[파이썬] nltk 불용어 처리 (Stopwords)

Natural Language Toolkit (nltk) is a powerful library in Python for processing human language data. One common preprocessing step in natural language processing is removing stopwords from text data. Stopwords are words that do not carry much meaning and are often filtered out to improve the efficiency and accuracy of text analysis tasks.

In this blog post, we will explore how to use the nltk library to handle stopwords in Python. We will cover the following topics:

  1. What are stopwords?
  2. Installing and importing the nltk library
  3. Downloading stopwords corpus
  4. Removing stopwords from text data
  5. Customizing the stopwords list

What are stopwords?

Stopwords are commonly used words in a language that do not contribute much to the overall meaning of a sentence or document. These words include articles, pronouns, prepositions, conjunctions, and other frequently occurring words.

Examples of English stopwords:

By removing stopwords from text data, we can focus on the more important and meaningful words in a document.

Installing and importing the nltk library

Before we start working with stopwords, we need to install the nltk library using pip:

pip install nltk

Next, we can import the nltk library in our Python code:

import nltk

Downloading stopwords corpus

The nltk library provides various corpora and resources, including a stopwords corpus. To download the stopwords corpus, we can use the following code:

nltk.download('stopwords')

Running this code will download the stopwords corpus to your local machine.

Removing stopwords from text data

Once we have the nltk library and stopwords corpus, we can start removing stopwords from our text data. Here is an example of how to remove stopwords from a sentence:

from nltk.corpus import stopwords
from nltk.tokenize import word_tokenize

text = "This is an example sentence that contains some stopwords."
stopwords = set(stopwords.words('english'))

# Tokenize the sentence
tokens = word_tokenize(text)

# Remove stopwords
filtered_tokens = [word for word in tokens if word.lower() not in stopwords]

print(filtered_tokens)

Output:

['example', 'sentence', 'contains', 'stopwords', '.']

In the above code, we first import the stopwords corpus from the nltk library and the word_tokenize function, which is used to split the sentence into tokens. We define the text we want to process and create a set of stopwords for the English language.

We tokenize the sentence using word_tokenize and then use a list comprehension to keep only the words that are not stopwords. The resulting filtered_tokens list contains the important words from the original sentence, excluding the stopwords.

Customizing the stopwords list

The nltk library provides a default set of stopwords for several languages.
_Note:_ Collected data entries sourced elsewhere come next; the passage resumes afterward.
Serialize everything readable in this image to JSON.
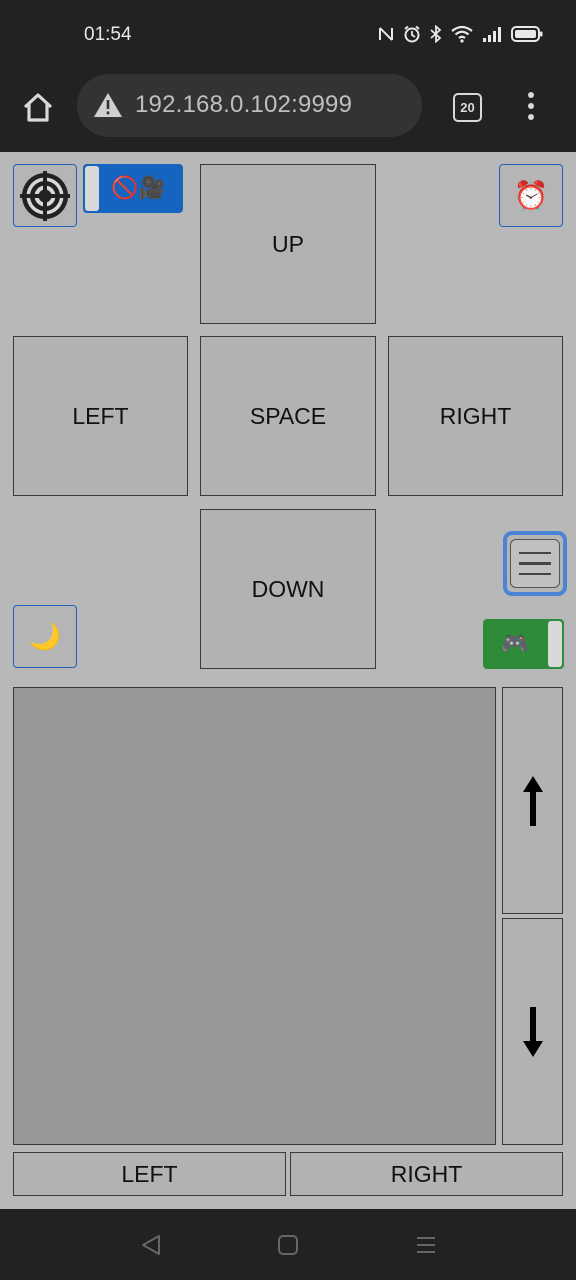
{
  "status_bar": {
    "time": "01:54",
    "icons": [
      "nfc-icon",
      "alarm-icon",
      "bluetooth-icon",
      "wifi-icon",
      "signal-icon",
      "battery-icon"
    ]
  },
  "browser": {
    "url": "192.168.0.102:9999",
    "tab_count": "20",
    "icons": [
      "home-icon",
      "warning-icon",
      "menu-dots-icon"
    ]
  },
  "controls": {
    "keys": {
      "up": "UP",
      "left": "LEFT",
      "space": "SPACE",
      "right": "RIGHT",
      "down": "DOWN"
    },
    "target_icon": "target-icon",
    "camera_toggle_icon": "🚫🎥",
    "alarm_icon": "⏰",
    "menu_icon": "hamburger-icon",
    "moon_icon": "🌙",
    "gamepad_toggle_icon": "🎮",
    "colors": {
      "camera_toggle": "#1565c0",
      "gamepad_toggle": "#2e8b3a",
      "accent_border": "#1f62b8"
    }
  },
  "touchpad": {
    "scroll_up_icon": "arrow-up-icon",
    "scroll_down_icon": "arrow-down-icon",
    "left_button": "LEFT",
    "right_button": "RIGHT"
  },
  "nav_bar": {
    "icons": [
      "back-icon",
      "home-square-icon",
      "recents-icon"
    ]
  }
}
However, depending on the specific text analysis task or domain, you may want to customize the stopwords list. To do this, you can create your own set of stopwords or modify the existing ones.

Here is an example of how to customize the stopwords list:

from nltk.corpus import stopwords
from nltk.tokenize import word_tokenize

text = "This is an example sentence for customizing stopwords."
custom_stopwords = set(stopwords.words('english')) - {'example', 'for'}

tokens = word_tokenize(text)
filtered_tokens = [word for word in tokens if word.lower() not in custom_stopwords]

print(filtered_tokens)

Output:

['This', 'is', 'an', 'sentence', 'customizing', 'stopwords', '.']

In this example, we exclude the words ‘example’ and ‘for’ from the default stopwords list. The resulting filtered_tokens list only contains the words that are not in the custom stopwords set.

Conclusion

In this blog post, we have explored how to handle stopwords using the nltk library in Python. We learned what stopwords are, how to install and import the nltk library, how to download the stopwords corpus, and how to remove stopwords from our text data. We also saw how to customize the stopwords list for specific needs.

By removing stopwords from text data, we can improve the accuracy and efficiency of text analysis tasks such as sentiment analysis, topic modeling, and text classification. Using the nltk library makes it easy to handle stopwords and focus on the more important words in our text documents.